If you actually wanted to construct the distribution of sample means,
you would first select a random sample of a specific size (n) from a
population, calculate the sample mean, and place the sample mean in a
frequency distribution. Then you select another random sample with the
same number of scores. Again, you calculate the sample mean and add it
to your distribution.

Question: Is the random selection/sampling process (highlighted in bold) performed with replacement or without replacement?
 A: You do the sampling with replacement. The way statisticians write the sample is along the lines of $X_1,\dots,X_n\overset{iid}{\sim} F_X(x)$, meaning that every observation $X_i$ is drawn from the population $F_X(x)$ with the same probability of being a particular value as any other observation has of being that value ($iid$ means independently and identically distributed). If you put the restriction the the sampling is done without replacement, then you do not have the same probability of being the first value drawn when you get to the second draw.
Think about drawing cards from a deck. At first, there is a one in four chance of drawing a club. If the first card is a club, and I keep it out of the deck for the second draw, then your chance of being a club on the second draw is $12/51$, not $1/4$. If you put the club back in and shuffle the deck, then the chance of being a club on the second draw is again $1/4$.
A: For computing the distribution of the sample mean the method described above can be used with any sampling design, that is, it is the same for the case without replacement and for the case with replacement. Indeed, considering some statistic depending on the sample $T(S)$ its sampling distribution is:
$$P(T(S)=k)=\sum_{S \ s.t. \ T(S)=k} P(S), \text{ for any } k \text{ in the image of }T.$$
In the book, $T$ is the sample mean, that is, $T(S)=\dfrac{\sum_{i\in S} X_i}{n}.$ Note that the last expression is valid for both with replacement and without replacement schemes. Indeed, for every sampling design.
However, IN SAMPLING THEORY (which is our case), if the author does not specify otherwise, the default sampling design usually is without replacement because is more accurate (it has less mean squared error (MSE) ) than the one with replacement (IN PROBABILITY AND INFERENCE THE DEFAULT SAMPLING DESIGN IS WITH REPLACEMENT).

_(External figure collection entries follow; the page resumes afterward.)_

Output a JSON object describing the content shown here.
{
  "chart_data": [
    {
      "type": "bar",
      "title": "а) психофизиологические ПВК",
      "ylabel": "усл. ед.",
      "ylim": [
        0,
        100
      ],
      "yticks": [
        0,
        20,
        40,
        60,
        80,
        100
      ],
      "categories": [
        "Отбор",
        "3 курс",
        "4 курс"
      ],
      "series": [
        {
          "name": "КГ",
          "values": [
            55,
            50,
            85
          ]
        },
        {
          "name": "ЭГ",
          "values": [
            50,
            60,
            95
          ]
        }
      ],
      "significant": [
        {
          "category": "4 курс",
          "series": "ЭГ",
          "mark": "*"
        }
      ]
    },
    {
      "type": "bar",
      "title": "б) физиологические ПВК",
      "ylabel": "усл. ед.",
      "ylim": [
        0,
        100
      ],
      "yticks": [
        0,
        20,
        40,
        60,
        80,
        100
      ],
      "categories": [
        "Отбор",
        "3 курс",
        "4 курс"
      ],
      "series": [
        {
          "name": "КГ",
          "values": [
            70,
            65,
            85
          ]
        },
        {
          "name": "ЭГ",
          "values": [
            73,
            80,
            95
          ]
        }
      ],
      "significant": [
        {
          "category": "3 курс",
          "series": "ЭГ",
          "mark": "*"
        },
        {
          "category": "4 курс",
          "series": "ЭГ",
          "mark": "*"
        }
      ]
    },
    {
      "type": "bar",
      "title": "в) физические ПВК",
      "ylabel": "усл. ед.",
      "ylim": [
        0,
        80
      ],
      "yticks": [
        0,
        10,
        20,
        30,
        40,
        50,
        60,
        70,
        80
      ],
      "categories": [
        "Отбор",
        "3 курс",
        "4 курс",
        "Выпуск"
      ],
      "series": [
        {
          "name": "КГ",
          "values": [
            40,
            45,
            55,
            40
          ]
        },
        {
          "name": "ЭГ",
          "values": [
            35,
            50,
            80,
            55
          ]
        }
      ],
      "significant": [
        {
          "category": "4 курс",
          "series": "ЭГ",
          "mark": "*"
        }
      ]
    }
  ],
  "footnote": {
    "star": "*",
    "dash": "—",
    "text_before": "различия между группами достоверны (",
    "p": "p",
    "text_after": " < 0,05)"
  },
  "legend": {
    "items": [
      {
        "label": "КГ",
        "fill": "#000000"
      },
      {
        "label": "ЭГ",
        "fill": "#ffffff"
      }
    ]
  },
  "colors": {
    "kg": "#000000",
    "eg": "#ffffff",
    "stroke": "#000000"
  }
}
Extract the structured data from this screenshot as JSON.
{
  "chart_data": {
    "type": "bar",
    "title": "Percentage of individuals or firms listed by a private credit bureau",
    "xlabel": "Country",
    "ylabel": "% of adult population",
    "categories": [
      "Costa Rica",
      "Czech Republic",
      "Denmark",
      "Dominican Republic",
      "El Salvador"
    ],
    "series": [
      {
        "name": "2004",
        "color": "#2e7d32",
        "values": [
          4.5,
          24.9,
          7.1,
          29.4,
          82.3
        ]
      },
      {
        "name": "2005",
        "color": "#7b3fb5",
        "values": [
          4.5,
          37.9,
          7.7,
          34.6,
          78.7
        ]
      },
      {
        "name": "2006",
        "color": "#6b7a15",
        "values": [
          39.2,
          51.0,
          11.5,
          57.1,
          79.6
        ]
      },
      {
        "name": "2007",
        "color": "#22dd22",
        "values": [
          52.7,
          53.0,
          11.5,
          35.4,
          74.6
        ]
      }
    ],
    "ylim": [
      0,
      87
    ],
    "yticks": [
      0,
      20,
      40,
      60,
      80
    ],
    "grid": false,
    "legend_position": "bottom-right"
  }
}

Note that here we are computing the sampling distribution of some estimator $T(S)$ among the samples $S$ and the random element in this problem is not the value of the variable $X$ on each element of the population $X_i$ but which sample is drawn. So we deal with the probabilities $P(S)$ for each sample. In sampling theory most of times the values $X_i$ are considered deterministic and the actual random variable is the variable $e_i:$
$$e_i= \left\{ \begin{array}{lcc}
             1 &   if  & i \in S \\
             \\ 0 &  if  & i \notin S
             \end{array}
   \right.$$
Do not confuse sampling theory with classical probability or statistical inference in which you normally have random variables $X_1,\ldots, X_n $ which are chosen indepently (and therefore with replacement).